Life here has been quiet, albeit sad sometimes, but overall it’s good. Levi’s birthday present from Uncle Andrew recently came in the mail; a new game for our PlayStation called Horizon Zero Dawn, which Levi’s had a lot of fun playing, and I’ve really enjoyed watching. My big “brother gift” (quick explanation: since Levi was born, Mommy and Daddy usually give us one or two smaller presents on our brother’s birthday, so we don’t feel left out) this year was a season of WordGirl on Amazon, which has some of my favourite episodes, so we’ve been watching a good deal of WordGirl recently. Mommy’s been reading Levi and I a lot of Harry Potter lately, which I’ve really enjoyed; listening to someone read is one of my favourite things to do (at least if it’s a story I like, of course), especially since it’s probably the one form of entertainment that I can do for a long time period without hurting my head very much at all. I’ve started paper trading (day trading on a simulator) in the afternoons when I can, which seems to be much better on my head than getting up to  trade when the stock market opens (which, for us on the West Coast, is at 6:30 in the morning); I also seem to be more alert, which I think is why I’ve been making better decisions. The day before yesterday, Mommy, Levi, and I went on a brief walk, to enjoy the weather before it turned nasty; I took some pictures, and actually stayed outside for quite a while afterwards. Yesterday, Mommy spent the day putting together Daddy’s new exercise machine; and lately she’s been baking cookies and muffins like there’s no tomorrow (largely in preparation for the power outage which we fortunately never experienced), which has been awesome.

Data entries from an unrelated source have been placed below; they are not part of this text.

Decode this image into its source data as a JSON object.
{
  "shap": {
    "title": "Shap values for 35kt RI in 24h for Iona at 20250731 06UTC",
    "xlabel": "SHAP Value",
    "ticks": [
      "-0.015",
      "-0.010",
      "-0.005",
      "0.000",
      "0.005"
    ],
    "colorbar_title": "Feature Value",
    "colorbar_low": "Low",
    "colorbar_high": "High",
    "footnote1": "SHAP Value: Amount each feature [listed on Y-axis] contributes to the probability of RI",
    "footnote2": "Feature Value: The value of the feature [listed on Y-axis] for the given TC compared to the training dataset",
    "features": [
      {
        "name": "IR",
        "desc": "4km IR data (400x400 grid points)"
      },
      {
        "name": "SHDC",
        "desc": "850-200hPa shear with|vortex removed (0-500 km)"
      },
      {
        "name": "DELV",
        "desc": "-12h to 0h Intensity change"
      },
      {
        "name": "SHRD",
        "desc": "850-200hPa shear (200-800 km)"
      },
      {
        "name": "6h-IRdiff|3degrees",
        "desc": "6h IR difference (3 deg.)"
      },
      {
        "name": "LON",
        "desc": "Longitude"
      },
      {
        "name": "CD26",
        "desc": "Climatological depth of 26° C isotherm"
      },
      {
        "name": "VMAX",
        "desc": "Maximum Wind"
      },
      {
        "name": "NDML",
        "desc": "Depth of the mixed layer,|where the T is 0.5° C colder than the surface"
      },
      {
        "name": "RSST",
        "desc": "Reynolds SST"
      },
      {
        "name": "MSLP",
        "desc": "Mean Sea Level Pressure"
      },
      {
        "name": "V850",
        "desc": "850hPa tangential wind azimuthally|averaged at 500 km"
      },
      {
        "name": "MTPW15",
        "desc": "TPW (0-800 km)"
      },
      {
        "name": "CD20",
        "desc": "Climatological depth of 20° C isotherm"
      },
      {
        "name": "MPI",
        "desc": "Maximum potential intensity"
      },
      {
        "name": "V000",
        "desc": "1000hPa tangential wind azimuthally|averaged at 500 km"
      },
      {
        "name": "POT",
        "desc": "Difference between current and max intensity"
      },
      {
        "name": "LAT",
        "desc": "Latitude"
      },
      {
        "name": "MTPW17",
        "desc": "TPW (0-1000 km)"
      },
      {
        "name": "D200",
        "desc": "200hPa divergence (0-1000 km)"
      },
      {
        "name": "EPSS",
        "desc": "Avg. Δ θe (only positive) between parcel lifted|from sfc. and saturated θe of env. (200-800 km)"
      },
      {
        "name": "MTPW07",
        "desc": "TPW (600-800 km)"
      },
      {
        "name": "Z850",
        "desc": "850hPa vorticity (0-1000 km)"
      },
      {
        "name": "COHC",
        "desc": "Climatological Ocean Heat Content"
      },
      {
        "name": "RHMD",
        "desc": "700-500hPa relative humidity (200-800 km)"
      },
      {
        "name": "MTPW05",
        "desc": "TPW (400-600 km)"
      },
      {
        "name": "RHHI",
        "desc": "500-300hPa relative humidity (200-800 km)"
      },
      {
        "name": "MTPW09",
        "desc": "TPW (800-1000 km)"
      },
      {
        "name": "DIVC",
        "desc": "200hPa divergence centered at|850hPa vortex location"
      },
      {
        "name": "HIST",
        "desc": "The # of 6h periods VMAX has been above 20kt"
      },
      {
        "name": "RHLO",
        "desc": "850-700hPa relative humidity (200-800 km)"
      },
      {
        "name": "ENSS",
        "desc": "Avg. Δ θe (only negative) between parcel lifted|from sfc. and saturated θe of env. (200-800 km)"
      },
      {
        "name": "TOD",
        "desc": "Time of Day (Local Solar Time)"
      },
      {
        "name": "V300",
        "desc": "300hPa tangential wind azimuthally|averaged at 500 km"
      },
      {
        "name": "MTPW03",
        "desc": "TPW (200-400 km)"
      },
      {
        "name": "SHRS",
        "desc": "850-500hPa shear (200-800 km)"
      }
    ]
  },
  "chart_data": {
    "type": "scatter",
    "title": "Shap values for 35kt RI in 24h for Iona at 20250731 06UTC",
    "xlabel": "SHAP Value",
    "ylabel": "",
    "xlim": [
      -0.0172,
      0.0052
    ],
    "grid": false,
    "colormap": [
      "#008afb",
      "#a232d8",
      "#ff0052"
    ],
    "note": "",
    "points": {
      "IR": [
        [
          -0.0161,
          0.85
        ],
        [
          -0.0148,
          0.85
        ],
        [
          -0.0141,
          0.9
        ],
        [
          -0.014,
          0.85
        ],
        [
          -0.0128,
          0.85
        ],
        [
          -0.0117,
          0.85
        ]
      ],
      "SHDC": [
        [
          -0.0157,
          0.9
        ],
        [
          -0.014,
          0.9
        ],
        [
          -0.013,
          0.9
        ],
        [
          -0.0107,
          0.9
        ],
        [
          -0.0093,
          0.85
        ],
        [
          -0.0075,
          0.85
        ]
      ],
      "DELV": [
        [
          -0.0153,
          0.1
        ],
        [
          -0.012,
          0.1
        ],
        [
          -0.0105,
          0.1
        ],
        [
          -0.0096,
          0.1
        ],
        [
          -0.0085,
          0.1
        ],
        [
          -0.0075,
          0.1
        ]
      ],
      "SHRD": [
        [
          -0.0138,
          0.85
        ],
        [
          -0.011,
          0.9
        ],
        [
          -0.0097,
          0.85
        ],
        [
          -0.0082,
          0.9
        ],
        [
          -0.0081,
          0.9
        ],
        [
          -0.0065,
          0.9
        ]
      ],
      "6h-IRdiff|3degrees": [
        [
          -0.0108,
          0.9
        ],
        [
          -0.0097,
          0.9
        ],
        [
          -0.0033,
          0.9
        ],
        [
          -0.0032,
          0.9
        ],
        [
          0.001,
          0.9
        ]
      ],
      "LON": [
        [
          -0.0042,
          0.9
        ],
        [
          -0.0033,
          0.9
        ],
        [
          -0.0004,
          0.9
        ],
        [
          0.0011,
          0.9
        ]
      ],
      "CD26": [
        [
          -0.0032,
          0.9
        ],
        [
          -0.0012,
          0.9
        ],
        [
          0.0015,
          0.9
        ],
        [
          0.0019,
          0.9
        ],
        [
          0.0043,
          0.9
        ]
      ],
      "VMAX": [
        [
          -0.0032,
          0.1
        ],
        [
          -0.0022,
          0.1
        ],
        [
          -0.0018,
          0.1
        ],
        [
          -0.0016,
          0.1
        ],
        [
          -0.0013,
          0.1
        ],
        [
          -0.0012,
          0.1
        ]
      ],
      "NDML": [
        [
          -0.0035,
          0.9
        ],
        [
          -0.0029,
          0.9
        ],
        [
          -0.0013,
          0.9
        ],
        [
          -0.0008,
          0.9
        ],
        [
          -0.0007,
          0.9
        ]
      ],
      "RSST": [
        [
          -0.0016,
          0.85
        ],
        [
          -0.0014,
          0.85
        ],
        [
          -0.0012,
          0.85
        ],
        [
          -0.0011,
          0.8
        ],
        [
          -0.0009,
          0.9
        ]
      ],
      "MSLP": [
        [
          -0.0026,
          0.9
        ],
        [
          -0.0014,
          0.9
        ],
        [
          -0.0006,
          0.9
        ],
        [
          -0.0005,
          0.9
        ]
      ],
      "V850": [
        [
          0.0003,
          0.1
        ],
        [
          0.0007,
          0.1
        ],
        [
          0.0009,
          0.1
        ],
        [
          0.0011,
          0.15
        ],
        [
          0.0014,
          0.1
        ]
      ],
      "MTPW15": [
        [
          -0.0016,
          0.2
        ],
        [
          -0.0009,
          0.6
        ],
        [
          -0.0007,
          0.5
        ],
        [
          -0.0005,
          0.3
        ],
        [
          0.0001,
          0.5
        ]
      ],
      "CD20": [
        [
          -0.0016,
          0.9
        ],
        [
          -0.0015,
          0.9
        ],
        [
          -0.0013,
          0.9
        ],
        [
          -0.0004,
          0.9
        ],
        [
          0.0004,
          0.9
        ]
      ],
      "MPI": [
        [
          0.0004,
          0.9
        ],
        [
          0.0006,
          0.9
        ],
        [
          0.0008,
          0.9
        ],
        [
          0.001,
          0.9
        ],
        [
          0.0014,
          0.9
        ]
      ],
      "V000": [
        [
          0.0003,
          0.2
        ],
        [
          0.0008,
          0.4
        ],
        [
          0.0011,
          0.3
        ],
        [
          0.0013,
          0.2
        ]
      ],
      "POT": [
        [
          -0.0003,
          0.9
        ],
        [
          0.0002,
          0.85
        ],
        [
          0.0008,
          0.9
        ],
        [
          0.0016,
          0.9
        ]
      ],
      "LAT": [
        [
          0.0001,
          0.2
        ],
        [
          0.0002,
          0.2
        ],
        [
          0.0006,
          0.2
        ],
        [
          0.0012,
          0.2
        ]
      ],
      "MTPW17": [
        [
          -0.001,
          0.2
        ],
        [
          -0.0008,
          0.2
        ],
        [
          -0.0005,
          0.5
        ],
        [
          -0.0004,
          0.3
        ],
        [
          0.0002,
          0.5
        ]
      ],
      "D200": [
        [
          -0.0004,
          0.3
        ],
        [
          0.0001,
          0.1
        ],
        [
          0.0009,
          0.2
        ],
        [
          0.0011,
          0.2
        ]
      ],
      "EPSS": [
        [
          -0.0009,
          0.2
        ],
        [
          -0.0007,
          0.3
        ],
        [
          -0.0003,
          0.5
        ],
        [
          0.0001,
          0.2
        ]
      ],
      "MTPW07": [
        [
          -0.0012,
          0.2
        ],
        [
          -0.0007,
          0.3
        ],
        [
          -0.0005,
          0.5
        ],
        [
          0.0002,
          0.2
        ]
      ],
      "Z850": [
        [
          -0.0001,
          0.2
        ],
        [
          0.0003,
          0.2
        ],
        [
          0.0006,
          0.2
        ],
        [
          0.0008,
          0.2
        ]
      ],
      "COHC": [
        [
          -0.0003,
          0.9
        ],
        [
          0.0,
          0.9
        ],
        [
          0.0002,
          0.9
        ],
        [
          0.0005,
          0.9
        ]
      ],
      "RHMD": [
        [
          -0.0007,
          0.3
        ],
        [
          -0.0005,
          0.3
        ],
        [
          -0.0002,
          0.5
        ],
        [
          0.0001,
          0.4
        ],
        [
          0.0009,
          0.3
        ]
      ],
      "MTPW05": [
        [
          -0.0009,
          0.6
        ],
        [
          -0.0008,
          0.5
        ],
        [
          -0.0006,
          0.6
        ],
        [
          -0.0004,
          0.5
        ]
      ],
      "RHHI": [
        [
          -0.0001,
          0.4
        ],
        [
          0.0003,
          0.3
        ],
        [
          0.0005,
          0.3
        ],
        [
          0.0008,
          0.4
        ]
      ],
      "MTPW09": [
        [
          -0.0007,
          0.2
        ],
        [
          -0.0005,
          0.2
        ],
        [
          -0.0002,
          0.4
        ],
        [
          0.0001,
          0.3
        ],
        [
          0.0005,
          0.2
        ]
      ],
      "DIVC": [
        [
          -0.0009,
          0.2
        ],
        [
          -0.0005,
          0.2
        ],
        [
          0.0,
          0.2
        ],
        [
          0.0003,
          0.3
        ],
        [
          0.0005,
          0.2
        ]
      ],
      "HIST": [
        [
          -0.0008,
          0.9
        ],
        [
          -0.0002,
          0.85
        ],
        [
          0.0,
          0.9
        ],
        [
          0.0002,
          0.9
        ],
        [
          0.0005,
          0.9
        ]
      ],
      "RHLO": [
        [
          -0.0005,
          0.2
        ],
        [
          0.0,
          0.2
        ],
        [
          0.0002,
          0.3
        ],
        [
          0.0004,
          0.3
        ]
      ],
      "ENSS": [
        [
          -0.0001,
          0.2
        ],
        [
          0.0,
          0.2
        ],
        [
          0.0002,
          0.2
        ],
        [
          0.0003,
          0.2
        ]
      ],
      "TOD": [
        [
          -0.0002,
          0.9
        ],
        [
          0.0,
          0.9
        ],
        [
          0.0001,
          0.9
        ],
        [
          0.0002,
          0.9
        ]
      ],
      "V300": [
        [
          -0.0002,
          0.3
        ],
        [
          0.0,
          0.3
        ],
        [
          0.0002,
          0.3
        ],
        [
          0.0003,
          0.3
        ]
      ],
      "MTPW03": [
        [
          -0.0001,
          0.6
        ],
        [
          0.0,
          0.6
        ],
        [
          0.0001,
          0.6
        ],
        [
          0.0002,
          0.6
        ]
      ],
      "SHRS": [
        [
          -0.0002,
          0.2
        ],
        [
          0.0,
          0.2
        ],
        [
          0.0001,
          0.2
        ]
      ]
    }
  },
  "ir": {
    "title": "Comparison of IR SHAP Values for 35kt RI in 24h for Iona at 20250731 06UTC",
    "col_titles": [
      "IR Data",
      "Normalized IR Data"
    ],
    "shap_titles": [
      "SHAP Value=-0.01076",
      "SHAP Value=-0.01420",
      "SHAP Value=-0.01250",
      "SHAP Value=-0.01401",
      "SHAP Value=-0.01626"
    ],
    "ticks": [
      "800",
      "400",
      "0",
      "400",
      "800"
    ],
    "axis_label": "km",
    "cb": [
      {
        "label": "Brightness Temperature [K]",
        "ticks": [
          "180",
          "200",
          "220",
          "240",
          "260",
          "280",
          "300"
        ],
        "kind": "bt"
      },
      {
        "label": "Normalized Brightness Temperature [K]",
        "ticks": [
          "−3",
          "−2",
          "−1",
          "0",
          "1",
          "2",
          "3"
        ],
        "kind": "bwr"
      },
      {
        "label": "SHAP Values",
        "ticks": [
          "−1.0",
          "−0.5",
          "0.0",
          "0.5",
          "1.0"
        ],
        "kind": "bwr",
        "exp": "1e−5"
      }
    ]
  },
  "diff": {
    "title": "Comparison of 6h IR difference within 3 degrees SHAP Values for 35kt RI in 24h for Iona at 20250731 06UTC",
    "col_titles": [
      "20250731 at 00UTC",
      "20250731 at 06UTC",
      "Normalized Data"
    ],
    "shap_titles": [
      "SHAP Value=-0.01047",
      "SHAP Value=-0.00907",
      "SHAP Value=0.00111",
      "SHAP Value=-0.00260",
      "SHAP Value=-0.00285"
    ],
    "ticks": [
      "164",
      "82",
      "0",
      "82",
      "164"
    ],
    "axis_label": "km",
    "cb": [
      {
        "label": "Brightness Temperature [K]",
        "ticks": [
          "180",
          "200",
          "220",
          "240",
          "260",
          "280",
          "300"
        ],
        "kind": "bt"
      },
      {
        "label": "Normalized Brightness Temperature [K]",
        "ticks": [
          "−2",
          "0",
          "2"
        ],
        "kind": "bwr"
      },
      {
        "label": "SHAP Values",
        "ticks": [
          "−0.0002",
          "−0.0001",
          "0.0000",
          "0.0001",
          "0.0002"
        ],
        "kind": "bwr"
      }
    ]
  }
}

I had trouble getting to sleep last night, and woke up much later than I’d prefer with a big headache, so today’s been pretty slow for me so far. Mommy, Levi, and I prayed the Chaplet of Divine Mercy this afternoon (it is Divine Mercy Sunday, after all); and Mommy made cookies again. Tomorrow is the Feast of the Annunciation, where we celebrate Mary’s “Yes” to God and Jesus’ incarnation. We’ve had to wait longer than usual this year, since the feast is moved to the Monday after Easter when it falls during holy week, so I’m pretty excited.

 

 

 

 

 

Today’s Question: Most of my dreams are very realistic—I see, hear, and feel things more or less like I do when I’m awake; although, the few times I’ve eaten in dreams, taste is usually off for some reason—and, typically, relatively mundane (I had one the other night where I was petting Sid, which was both happy and sad). I’ve only been able to guess I was dreaming while doing so maybe half a dozen times in my life, but other people I know talk about being able to tell when they are dreaming, and being able to control them. So, I guess they’re a little different for everyone. So, my question today is: What are dreams like for you?

 

 

 

 

Today’s Joke: My dog used to chase people on bikes a lot; it go so bad, that I finally had to take his bike away.